Monday, December 3, 2012

And FINALLY, a period.

I finally finish reading The Autumn of the Patriarch by Gabriel Garcia Marquez. I feel like I have run a marathon up the highest mountain; endured sleeting rain in freezing cold temperatures wrapped in nothing but a measly scarf;  lived on twigs, gruel, and piss for nine months and survived it all. I want some medal.

The Autumn of the Patriarch is Gabo's third masterpiece...if you are counting Leaf Storm as one, which I am, and One Hundred Years of Solitude as two, which everyone else is (I have't read it yet).

It is an awesome and prodigious work. I see four layers in the story.

1. At its most basic, the story is a psychedelic oozing of mixed consciousness', a seething mass of point of view violations.

2. Next, it is like the most brain-bursting collection of metaphors, images, phrasing, words, and writing that I have ever attempted to digest. Often it left me staring at the ceiling, or out the window, or just plain dazed.

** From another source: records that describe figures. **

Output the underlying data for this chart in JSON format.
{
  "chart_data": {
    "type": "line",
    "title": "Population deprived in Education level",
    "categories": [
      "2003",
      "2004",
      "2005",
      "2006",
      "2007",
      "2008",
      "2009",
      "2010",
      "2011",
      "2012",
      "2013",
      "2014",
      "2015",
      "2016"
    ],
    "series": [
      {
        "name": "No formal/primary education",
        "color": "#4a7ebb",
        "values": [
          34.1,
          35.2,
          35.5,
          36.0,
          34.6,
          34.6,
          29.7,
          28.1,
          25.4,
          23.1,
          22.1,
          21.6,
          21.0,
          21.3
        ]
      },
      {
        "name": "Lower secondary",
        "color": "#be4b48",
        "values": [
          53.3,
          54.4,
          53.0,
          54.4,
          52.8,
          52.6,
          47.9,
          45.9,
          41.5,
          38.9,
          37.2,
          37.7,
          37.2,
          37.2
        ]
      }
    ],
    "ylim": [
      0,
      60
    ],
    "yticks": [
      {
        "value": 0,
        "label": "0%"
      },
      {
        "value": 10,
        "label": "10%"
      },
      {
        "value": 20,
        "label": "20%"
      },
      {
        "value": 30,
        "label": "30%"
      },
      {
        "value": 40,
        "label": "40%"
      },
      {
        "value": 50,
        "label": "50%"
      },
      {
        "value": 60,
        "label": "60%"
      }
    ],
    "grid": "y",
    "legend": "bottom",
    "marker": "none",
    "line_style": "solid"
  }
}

3. Then, there is the detailed riveting stomach-churning rubber-necking timeless classic essential portrait of the dictator. When I finish reading, I think...Gabo has captured the inner workings of every single dictator who as ever lived, still lives, is in diapers, and is yet to be born.

4. And the hard reading of the sentences that go on forever, and there is no respite, and you think just the onslaught of all the words is going to make you go crazy which makes the structure of the novel as inaccessible and inscrutable as the psyche of the subject itself.


I am left with memories of that patriarch wearing the denim uniform without insignia and the gold spur on the left heel, who is always dragging his feet through the government house full of chickens and cows to the latrines where he and no one else writes on the the toilets long live the general, long live the stud who after selling a sea, sought in native science the only thing that really interested him which was to discover some masterful hair-restorer for his incipient baldness whose life had been seen in the  premonitory waters of basins by his mother of mine Bendicion Alvarado of my hearthe was as deaf as a post not only because I would ask him about one thing and he would answer about another but also that it grieved him that the birds were not singing when in fact it was difficult to breathe with that uproar of birds which was like walking through the jungle at dawn and they created newspapers and tv shows for him just the way that he liked them and every night he slept in his office behind three bolts, three locks, and three bars which is where they finally found him stretched out on the floor, face down, his right arm bent under his head as a pillow where he had realized at the moment of his death his incapacity for love in the enigma of the palm of his mute hands and in the invisible code of the cards and he had tried to compensate for that infamous fate with the burning cultivation of the solitary vice of power.

And FINALLY, a period. That is kind of how you start to feel, and by the end of the book, you are gasping, yearning, craving, needing, dying for that little dot.

Brilliant. But not light. Very heavy.

I am going to indulge in something  extra-super-duper-extremely lite and fluffy for my next read.

Thank you Gabo, wherever you are, for giving up the law. You and Gaugin.